La Chronique Agora

Wall Street espère tout résoudre avec l'ardoise magique !

** Ah la magie du verbe ! A l’énoncé de l’expression "plan de sauvetage", les indices reprennent 10% en quelques heures. Pour être sûres de leur coup, les autorités de marché ont même banni les ventes à découvert. Mais comme dans le célèbre aphorisme attribué à un ministre de la troisième République — "nous étions au bord du gouffre, nous venons de faire un grand pas en avant" — il a fallu un peu de temps avant que le public se rende compte de ce que sous-tend le projet baptisé "plan Paulson" — comme s’il s’agissait d’un plan Marshall. Il s’agit en substance d’engloutir l’argent des contribuables dans un tonneau des Danaïdes.

Et il s’agit de le faire vite car les marchés sont à bout (de nerfs, de patience, d’inspiration…). Comme on sauve un noyé, il s’agit d’intervenir dans les deux minutes qui suivent l’arrêt de la respiration, sinon le cerveau commence à subir des dommages irréparables. Wall Street coulait à pic jeudi dernier, le coeur à l’arrêt, les poumons pleins d’eau. Le marché a été brusquement ramené à la surface d’un habile coup de filet du Trésor et un électrochoc a été pratiqué dans l’urgence, provoquant une énorme convulsion de 10%.

Mais Wall Street a été pris d’une quinte de toux dès lundi soir (-4%). Le pétrole (contrat octobre) a explosé de 20% en quelques minutes — même si, comme l’affirment les commentateurs, c’était juste "technique". Le dollar est repassé sous les 1,4850/euro tandis que l’or se hissait au-dessus des 900 $ l’once. Difficile à ce stade de se convaincre que les opérations de réanimation du secteur bancaire américain rassurent les spectateurs !

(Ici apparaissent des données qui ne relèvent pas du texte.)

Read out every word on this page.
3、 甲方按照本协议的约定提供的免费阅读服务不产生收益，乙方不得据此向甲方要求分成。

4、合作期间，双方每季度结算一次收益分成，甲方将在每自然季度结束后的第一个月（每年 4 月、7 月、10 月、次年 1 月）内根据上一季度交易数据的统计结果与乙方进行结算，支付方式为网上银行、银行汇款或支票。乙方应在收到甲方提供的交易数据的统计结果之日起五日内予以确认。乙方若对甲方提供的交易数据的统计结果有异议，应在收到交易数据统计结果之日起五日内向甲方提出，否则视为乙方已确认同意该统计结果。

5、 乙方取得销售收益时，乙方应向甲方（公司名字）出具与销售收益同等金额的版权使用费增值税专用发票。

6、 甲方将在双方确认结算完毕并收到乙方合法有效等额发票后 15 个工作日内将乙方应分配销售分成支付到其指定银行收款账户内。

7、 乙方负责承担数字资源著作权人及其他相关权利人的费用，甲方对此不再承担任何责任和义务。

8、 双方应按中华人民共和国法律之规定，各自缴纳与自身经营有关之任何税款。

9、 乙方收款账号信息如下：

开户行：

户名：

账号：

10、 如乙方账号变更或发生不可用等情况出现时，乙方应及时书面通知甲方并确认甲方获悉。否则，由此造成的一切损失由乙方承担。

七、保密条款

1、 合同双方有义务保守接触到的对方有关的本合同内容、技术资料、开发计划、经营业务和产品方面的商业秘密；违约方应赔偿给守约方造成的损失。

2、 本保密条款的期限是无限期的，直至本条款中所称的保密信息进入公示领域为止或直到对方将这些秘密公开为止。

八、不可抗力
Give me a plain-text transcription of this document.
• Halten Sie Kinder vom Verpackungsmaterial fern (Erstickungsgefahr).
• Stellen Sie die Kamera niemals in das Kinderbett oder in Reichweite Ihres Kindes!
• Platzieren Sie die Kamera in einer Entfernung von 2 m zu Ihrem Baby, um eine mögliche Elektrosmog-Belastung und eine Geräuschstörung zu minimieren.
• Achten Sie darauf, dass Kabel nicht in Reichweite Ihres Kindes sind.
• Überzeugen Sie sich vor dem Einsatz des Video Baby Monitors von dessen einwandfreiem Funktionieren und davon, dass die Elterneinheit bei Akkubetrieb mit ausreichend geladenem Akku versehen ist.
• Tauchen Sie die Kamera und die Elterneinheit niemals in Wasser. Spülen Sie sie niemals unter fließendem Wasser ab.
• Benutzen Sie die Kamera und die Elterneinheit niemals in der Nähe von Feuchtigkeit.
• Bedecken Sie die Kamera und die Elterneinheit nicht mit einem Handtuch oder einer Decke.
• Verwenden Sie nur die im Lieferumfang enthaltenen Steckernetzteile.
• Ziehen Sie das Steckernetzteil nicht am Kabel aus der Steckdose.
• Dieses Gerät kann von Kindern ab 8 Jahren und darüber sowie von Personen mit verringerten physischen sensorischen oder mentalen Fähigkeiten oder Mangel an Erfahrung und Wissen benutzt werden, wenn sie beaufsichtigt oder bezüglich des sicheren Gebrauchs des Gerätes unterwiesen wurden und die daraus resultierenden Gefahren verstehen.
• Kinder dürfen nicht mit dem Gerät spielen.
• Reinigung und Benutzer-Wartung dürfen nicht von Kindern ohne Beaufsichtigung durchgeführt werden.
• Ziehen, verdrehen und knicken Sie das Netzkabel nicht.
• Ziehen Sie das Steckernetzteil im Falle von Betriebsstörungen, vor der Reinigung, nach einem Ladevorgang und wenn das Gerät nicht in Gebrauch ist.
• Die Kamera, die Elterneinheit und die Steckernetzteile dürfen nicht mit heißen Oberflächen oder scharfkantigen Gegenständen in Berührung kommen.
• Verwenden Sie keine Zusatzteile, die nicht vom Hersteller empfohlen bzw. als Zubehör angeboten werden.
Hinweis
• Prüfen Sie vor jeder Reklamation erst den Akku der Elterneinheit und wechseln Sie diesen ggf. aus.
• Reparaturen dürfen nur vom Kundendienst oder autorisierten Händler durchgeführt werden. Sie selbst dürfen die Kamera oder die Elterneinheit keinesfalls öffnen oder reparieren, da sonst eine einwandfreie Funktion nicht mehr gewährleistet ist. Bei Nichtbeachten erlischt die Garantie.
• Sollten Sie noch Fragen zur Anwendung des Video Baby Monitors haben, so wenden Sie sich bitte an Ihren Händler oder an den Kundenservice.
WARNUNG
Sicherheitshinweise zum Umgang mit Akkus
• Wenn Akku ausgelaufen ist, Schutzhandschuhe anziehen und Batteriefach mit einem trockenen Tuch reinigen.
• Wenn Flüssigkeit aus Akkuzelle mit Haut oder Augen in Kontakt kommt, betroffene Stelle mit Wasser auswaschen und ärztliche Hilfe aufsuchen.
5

** Henry Paulson planchait mardi après-midi devant la Commission bancaire du Congrès pour expliquer la procédure à suivre : un massage cardiaque doit être rapidement administré — gage de son efficacité — et il faut injecter simultanément 700 millimètres cube d’adrénaline. Il est certainement possible de faire repartir le coeur de Wall Street par cette méthode mais rien ne garantit qu’il puisse ressortir indemne de ce coma.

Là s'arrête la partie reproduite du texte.